L’insuline qui est nécessaire surtout à la découverte de la maladie ou après quelques années de suivi chez les enfants sevrés en insuline. Les traitements contre le diabète en comprimés tels que la METFORMINE qui peut être prescrite chez l’enfant à partir de l’âge de 10 ans. Mais ce traitement reste souvent mal toléré donc mal pris. D’autres molécules sont en cours d’études chez l’adolescent mais ne sont pas encore autorisées en France. Récemment, le Liraglutide encore appelé VICTOZA, a obtenu l’autorisation d’être utilisé dans le diabète de type 2 de l’adolescent.

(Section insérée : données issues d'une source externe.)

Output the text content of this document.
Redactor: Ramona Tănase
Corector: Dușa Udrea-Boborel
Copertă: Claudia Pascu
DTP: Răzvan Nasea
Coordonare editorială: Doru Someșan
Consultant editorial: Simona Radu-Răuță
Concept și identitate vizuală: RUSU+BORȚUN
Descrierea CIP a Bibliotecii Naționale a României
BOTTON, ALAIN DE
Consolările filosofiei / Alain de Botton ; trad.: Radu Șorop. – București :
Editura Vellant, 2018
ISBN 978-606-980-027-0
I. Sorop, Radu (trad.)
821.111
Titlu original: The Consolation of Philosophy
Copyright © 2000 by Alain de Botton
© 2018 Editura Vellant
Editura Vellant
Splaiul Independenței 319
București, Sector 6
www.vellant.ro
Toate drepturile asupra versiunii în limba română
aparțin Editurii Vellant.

Cela laisse entrevoir des perspectives pour ces patients.

La chirurgie bariatrique (chirurgie de l’estomac) est une possibilité chez l’adolescent présentant un diabète de type 2. Cette chirurgie conduit à de bons résultats mais avec beaucoup de contraintes et de complications, d’où l’importance de bien sélectionner les patients en amont.

 

                            

 

Quel suivi ultérieur pour ces patients ?

 

Le risque de complications chroniques liées au diabète et à l’obésité associée est plus élevé chez les adolescents. Les complications par atteinte des petits vaisseaux encore appelées micro angiopathie peuvent survenir précocement. Leur dépistage sera alors réalisé dès la découverte et tous les ans en particulier pour l’atteinte des vaisseaux des yeux et des reins. La cible d’hémoglobine glyquée est < 7% voir même < 6,5%. Une éducation thérapeutique adaptée sera réalisée pour prévenir les situations aiguës. La prise en charge des comorbidités sera associée à la prise en charge du diabète. Ces adolescents devront être informés des risques qu’ils encourent sur leur état de santé, en cas de consommation de tabac et d’alcool.

 

 

Faut-il mieux dépister les adolescents obèses ?

 

Les recommandations préconisent de rechercher un pré-diabète après l’âge de 10 ans et/ou après le début de la puberté chez les adolescents obèses présentant des facteurs de risque. Ces facteurs de risque sont : la présence d’un diabète gestationnel lors de la grossesse de l’enfant en question, les antécédents de retard de croissance pendant la grossesse de l’enfant, la présence d’un diabète chez les parents, les ethnies à haut risque (asiatique par exemple…), la présence de signes cliniques d’insulino-résistance. Ceci dit, très peu d’adolescents révèlent un diabète de type 2 suite à un dépistage. Ce qui veut dire que la plupart des adolescents obèses n’effectuent pas de dépistage du diabète de type 2, soit par ignorance des pédiatres, soit par refus de la famille. Les informations sur les signes de l’hyperglycémie, sont essentielles et doivent être données dans le cadre de la prise en charge de tout enfant obèse.

 

 

Conclusion :

Le diabète de type 2 révélé à l’âge pédiatrique n’est plus rare. Il est nécessaire d’y penser devant un diabète inaugural chez un adolescent aux antécédents d’obésité et en l’absence d’anticorps, car il existe des enjeux pronostiques et thérapeutiques pour ces patients. Le diabète de type 2 de l’adolescent est une maladie grave dont le diagnostic est souvent trop tardif : une perte de poids « inexpliquée » chez un adolescent obèse devra faire évoquer le diagnostic. Contrairement au diabète de type 2 de l’adulte, la nécessité de recourir à l’insuline est fréquente chez le jeune. La transition et la poursuite du suivi régulier en endocrinologie adulte sont importantes et doivent tenir compte des particularités de cette forme de diabète caractérisée par des complications précoces.